やがて、子供たちの行列は、村の外れにあるエミリアの家に向かう。
エミリアが亡くなった――母親はもしかしたらそれすら認めていないのかもしれないが――にもかかわらず、家にはハロウィンの飾り付けが施されていた。
にわかに、子供たちの雰囲気が変わった。
先程までの楽しげな雰囲気の中に、戸惑いと躊躇いの入り混じった気配が漂い始める。
それでも、パレードの先頭にいた年長の子供が、エミリアの家の呼び鈴を鳴らした。
毎年の事なのだろう、笑顔で村の子供たちに、一日かけて作った焼き菓子やキャンディなどを振る舞う母親は、エミリアの知っている母親とは、まるで別人のように映った。
「ハッピーハロウィン」
そう言って、エミリアのバスケットにたくさんのお菓子を入れる母親は、まるで知らない女性の様だった。
エミリアの家が最後だったようで、浮足立っていた子供たちの雰囲気はまるで変容する。
エミリアの家から少し歩いたところにある森に少しだけ入ると、夜の闇に紛れながら子供たちが先程もらったエミりアの母親に貰ったお菓子だけを、バスケットから放り出し森に捨てていた。
「キメェんだよ、あのババア」
「自分の娘屋根裏に閉じ込めて自分だけ楽しんでるとか、マジあの家には生まれなくて良かったわー」
子供の言葉は、純粋だからこそ、残酷だ。
「そういえば、エミリア死んだって聞いたけど」
自分の話題になり、ギクリと身体を強張らせるが、森の宵闇がそれを隠してくれたようだ。

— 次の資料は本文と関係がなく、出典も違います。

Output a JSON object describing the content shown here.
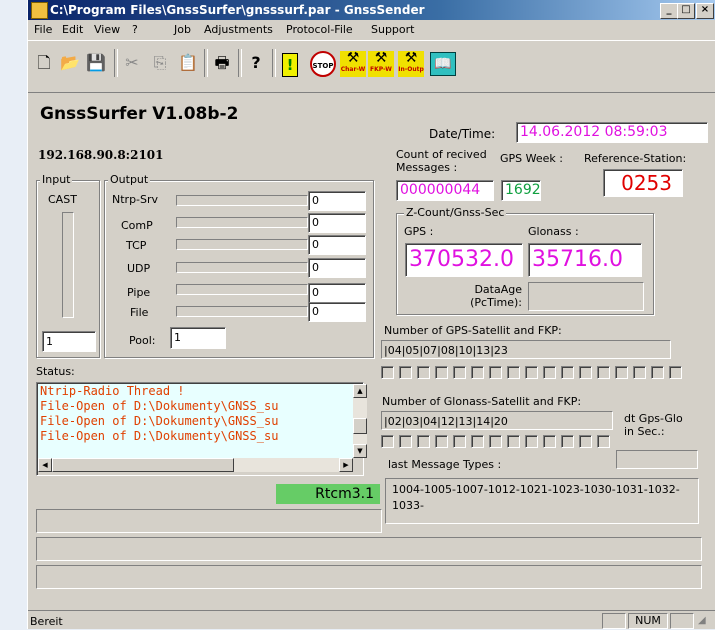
{
  "window": {
    "title": "C:\\Program Files\\GnssSurfer\\gnsssurf.par - GnssSender",
    "min": "_",
    "max": "□",
    "close": "×"
  },
  "menu": [
    "File",
    "Edit",
    "View",
    "?",
    "Job",
    "Adjustments",
    "Protocol-File",
    "Support"
  ],
  "toolbar": {
    "labels": {
      "char": "Char-W",
      "fkp": "FKP-W",
      "inout": "In-Outp",
      "stop": "STOP"
    }
  },
  "app": {
    "heading": "GnssSurfer V1.08b-2",
    "address": "192.168.90.8:2101"
  },
  "input": {
    "label": "Input",
    "type": "CAST",
    "value": "1"
  },
  "output": {
    "label": "Output",
    "rows": [
      {
        "name": "Ntrp-Srv",
        "value": "0"
      },
      {
        "name": "ComP",
        "value": "0"
      },
      {
        "name": "TCP",
        "value": "0"
      },
      {
        "name": "UDP",
        "value": "0"
      },
      {
        "name": "Pipe",
        "value": "0"
      },
      {
        "name": "File",
        "value": "0"
      }
    ],
    "pool_label": "Pool:",
    "pool_value": "1"
  },
  "datetime": {
    "label": "Date/Time:",
    "value": "14.06.2012  08:59:03"
  },
  "counts": {
    "messages_label": "Count of recived Messages :",
    "messages_value": "000000044",
    "gpsweek_label": "GPS Week :",
    "gpsweek_value": "1692",
    "refstation_label": "Reference-Station:",
    "refstation_value": "0253"
  },
  "zcount": {
    "label": "Z-Count/Gnss-Sec",
    "gps_label": "GPS :",
    "gps_value": "370532.0",
    "glonass_label": "Glonass :",
    "glonass_value": "35716.0",
    "dataage_label": "DataAge (PcTime):",
    "dataage_value": ""
  },
  "gps_sat": {
    "label": "Number of GPS-Satellit and FKP:",
    "value": "|04|05|07|08|10|13|23"
  },
  "glo_sat": {
    "label": "Number of Glonass-Satellit and FKP:",
    "value": "|02|03|04|12|13|14|20"
  },
  "dtgpsglo": {
    "label": "dt Gps-Glo in Sec.:",
    "value": ""
  },
  "status": {
    "label": "Status:",
    "lines": [
      "Ntrip-Radio Thread !",
      "File-Open of D:\\Dokumenty\\GNSS_su",
      "File-Open of D:\\Dokumenty\\GNSS_su",
      "File-Open of D:\\Dokumenty\\GNSS_su"
    ]
  },
  "lastmsg": {
    "label": "last Message Types :",
    "value": "1004-1005-1007-1012-1021-1023-1030-1031-1032-1033-"
  },
  "format": {
    "value": "Rtcm3.1"
  },
  "statusbar": {
    "text": "Bereit",
    "num": "NUM"
  },
  "colors": {
    "titlebar": "#0a246a",
    "highlight": "#e010e0",
    "green": "#66cc66",
    "status_text": "#e04000"
  }
}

「えー、でも医者のゴドリック爺さんは、行方不明って言ってたって、母ちゃんから聞いたぜー?」
「まじかよー。コワっ」
「てか、ゴドリック爺さんそろそろ引退じゃね? エミリアのおばさんにヘコヘコ腰振っててマジキモいし」
「それなー!」
粗方、自分や小さな子供たちのバスケットから不要な菓子(ほとんどがエミリアの母親の菓子だったが)を捨て終わった子供たちは、残りの菓子だけをバスケットに入れ、村へと帰って行った。
自分の母親が、生活を切り詰めてまで作った焼き菓子が大量に捨てられている森の入り口を眺めながら、エミリアは自分のバスケットから母親に――初めて――貰った焼き菓子を出し、口に運んでみた。
「…………マッズ」
母親の菓子は、毎日運ばれてきていた薄い粥よりも、不味かった。――むしろ、粥の方が、味も薄い分マシかもしれなかった。